DiabetesPedigreeFunction: The coefficient is - 0.1368
The predictor variables ‘Pregnancies,’ ‘BMI,’ ‘DiabetesPedigreeFunction’ and ‘Glucose’ are statistically significant (p < 0.05), indicating that they have a significant impact on the ‘Outcome’ variable.
On the other hand, ‘Insulin,’ ‘Age,’ and ‘BloodPressure’ are not statistically significant (p > 0.05) in this model.
The F-statistic is 58.27 with a p-value close to zero, indicating that the model as a whole is statistically significant.
The R-squared value of approximately 0.3171 suggests that about 31.71% of the variance in the ‘Outcome’ variable is explained by the predictor variables.
In summary, this linear regression analysis suggests that several predictor variables, including “Pregnancies,” “BMI,” “DiabetesPedigreeFunction” and “Glucose,” are statistically significant in predicting the “Outcome” variable. These variables have been found to have a significant impact on the likelihood of a positive outcome. However, variables such as “Insulin,” “Age,” and “BloodPressure” do not appear to play a significant role in this predictive model.
These findings provide valuable insights into the factors that may influence the outcome under investigation. Further research and analysis may help refine the model and provide additional insights.

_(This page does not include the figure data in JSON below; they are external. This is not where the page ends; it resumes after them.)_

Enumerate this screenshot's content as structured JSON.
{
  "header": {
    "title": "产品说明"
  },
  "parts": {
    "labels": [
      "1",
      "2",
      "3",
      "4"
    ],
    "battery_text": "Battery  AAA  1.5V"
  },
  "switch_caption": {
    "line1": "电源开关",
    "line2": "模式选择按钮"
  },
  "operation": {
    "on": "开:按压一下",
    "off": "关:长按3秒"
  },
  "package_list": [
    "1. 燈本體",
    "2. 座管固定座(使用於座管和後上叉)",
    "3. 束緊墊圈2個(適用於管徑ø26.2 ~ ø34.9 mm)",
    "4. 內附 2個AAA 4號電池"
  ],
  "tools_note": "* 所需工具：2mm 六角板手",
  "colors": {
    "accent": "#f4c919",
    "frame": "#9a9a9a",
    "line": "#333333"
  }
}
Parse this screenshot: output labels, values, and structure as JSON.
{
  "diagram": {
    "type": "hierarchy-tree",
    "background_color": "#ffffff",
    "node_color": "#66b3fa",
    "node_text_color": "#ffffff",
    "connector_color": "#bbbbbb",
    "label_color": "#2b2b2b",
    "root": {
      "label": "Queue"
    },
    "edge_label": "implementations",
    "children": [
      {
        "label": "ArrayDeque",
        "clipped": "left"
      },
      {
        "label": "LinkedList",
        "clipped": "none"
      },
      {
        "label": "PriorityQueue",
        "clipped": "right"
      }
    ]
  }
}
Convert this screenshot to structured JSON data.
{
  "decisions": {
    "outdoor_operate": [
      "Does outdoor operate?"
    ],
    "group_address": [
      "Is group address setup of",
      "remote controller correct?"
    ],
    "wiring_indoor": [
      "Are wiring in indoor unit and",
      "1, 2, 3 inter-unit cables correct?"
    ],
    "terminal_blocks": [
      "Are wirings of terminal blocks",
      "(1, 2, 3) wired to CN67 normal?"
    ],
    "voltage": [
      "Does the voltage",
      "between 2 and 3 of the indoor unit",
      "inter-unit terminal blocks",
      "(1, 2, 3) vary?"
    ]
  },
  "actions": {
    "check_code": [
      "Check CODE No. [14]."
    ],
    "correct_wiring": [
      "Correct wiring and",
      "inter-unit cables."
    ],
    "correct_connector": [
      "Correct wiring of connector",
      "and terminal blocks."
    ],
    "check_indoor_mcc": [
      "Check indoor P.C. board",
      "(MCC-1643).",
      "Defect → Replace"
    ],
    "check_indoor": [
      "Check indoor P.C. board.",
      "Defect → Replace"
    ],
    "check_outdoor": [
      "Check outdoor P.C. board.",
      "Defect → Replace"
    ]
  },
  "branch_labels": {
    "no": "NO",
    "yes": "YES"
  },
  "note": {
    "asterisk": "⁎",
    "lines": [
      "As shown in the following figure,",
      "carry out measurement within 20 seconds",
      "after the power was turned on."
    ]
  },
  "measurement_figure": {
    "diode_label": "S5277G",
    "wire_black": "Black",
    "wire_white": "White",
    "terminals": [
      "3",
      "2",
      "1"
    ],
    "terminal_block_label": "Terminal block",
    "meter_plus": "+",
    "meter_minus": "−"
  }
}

Since more than 60% of the population were obese education and lifestyle modification measures should introduced to the community.
More screening measures should be introduced. Gym services and also healthy eating should be adopted.
More exploration of other factors that would have been left out in this research and comparison also with other regions.
Create more awareness of diabetes and its complication and need for screening.